To handle RGB images, this method projects image patches onto a two-sphere, allowing the application of SO(3) rotations.

• Mechanism: It uses spherical harmonics (a Fourier basis for functions over a sphere) and Wigner D-matrices for convolutions in Fourier space before bringing the data back into a discrete subgroup of SO(3).
• Key Result: Outperformed baselines by a factor of 2 in data efficiency.
• Insight: By removing the need for the model to learn generalization over pose, the model can dedicate its capacity to learning the actual task logic (e.g., observing how many beans remain in a scoop).

3. Raven: 3D Ray Representations

Raven represents image patches as 3D rays—vectors pointing from the camera origin to the patch center—each associated with a coordinate frame.

• Geometric Transform Attention (GTA): Instead of standard attention, GTA transforms queries, keys, and values into a common reference frame before performing the attention operation, then transforms them back.
• Strength: Intellectually consistent for combining multiple views and modalities (e.g., pixels, points, and force data).
• Weakness: Requires precise camera calibration.

4. Pix2Act: Planar Trajectories and Triangulation

This current work focuses on inferring keypoint trajectories directly in the image planes of multiple in-hand cameras and then triangulating them back into 3D space.

• Data Augmentation: To force the model to ignore global structure and focus on local image features, the researchers use a unique augmentation where cameras are virtually rotated on their visual axes independently.
• Key Result: Outperformed pre-trained LBM models (which use CLIP encoders) despite having no pre-training of its own.

Shifting the Scaling Law

Scaling laws in AI typically follow a power law, where performance increases as a function of data size.
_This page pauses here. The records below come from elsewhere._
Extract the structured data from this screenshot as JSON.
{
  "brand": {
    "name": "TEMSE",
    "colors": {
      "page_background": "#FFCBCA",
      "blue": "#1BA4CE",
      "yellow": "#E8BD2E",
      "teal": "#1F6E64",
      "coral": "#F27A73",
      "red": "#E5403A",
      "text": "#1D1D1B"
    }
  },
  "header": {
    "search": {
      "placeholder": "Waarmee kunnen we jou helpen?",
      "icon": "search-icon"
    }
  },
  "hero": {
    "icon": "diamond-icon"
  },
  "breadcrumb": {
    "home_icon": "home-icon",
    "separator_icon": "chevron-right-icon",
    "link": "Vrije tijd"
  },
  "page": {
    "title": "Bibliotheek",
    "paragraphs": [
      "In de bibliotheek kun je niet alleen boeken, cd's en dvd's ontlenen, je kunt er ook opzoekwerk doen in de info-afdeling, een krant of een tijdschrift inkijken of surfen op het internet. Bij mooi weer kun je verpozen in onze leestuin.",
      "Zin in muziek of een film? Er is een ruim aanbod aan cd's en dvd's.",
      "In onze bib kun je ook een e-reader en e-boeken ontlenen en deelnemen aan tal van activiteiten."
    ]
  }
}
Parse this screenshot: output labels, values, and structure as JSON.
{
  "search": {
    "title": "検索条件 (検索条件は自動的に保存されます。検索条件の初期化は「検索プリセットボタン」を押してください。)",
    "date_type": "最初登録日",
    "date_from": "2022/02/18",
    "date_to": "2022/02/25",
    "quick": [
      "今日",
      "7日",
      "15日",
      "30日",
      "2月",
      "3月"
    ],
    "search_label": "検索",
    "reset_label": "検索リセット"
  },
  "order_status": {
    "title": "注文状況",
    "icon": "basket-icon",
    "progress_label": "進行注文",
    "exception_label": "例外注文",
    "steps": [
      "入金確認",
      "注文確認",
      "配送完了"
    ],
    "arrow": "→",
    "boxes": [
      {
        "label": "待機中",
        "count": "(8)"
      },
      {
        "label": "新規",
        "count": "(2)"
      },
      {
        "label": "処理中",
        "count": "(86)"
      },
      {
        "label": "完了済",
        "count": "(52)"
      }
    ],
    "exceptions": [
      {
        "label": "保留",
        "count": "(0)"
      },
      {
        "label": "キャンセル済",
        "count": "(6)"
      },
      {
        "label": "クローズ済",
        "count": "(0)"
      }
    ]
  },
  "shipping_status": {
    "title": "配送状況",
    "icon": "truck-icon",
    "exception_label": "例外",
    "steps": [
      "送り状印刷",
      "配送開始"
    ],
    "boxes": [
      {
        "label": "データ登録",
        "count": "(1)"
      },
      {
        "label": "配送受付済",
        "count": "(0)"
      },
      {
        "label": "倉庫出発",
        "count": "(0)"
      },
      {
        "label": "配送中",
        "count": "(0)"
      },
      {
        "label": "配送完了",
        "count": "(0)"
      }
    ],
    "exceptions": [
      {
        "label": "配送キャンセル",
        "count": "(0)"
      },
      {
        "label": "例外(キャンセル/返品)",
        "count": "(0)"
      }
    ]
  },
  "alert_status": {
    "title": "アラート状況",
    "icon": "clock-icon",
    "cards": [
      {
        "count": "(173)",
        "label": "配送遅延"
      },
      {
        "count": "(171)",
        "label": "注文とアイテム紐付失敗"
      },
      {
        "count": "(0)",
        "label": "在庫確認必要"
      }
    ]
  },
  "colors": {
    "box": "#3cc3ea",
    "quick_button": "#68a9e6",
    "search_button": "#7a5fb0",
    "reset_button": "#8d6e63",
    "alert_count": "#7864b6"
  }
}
The goal of incorporating geometric priors is not to replace data, but to "shift the scaling curve to the left."

By biasing the model to fit the physical world (incorporating knowledge of translation and rotation invariance), the model becomes more "intelligent" in its baseline state. This means that for any given amount of data, a geometrically aware model should achieve higher performance than a generalist model. This approach effectively manages the bias-variance tradeoff by using physical constraints as a beneficial bias, reducing the amount of data required to reach a specific success rate.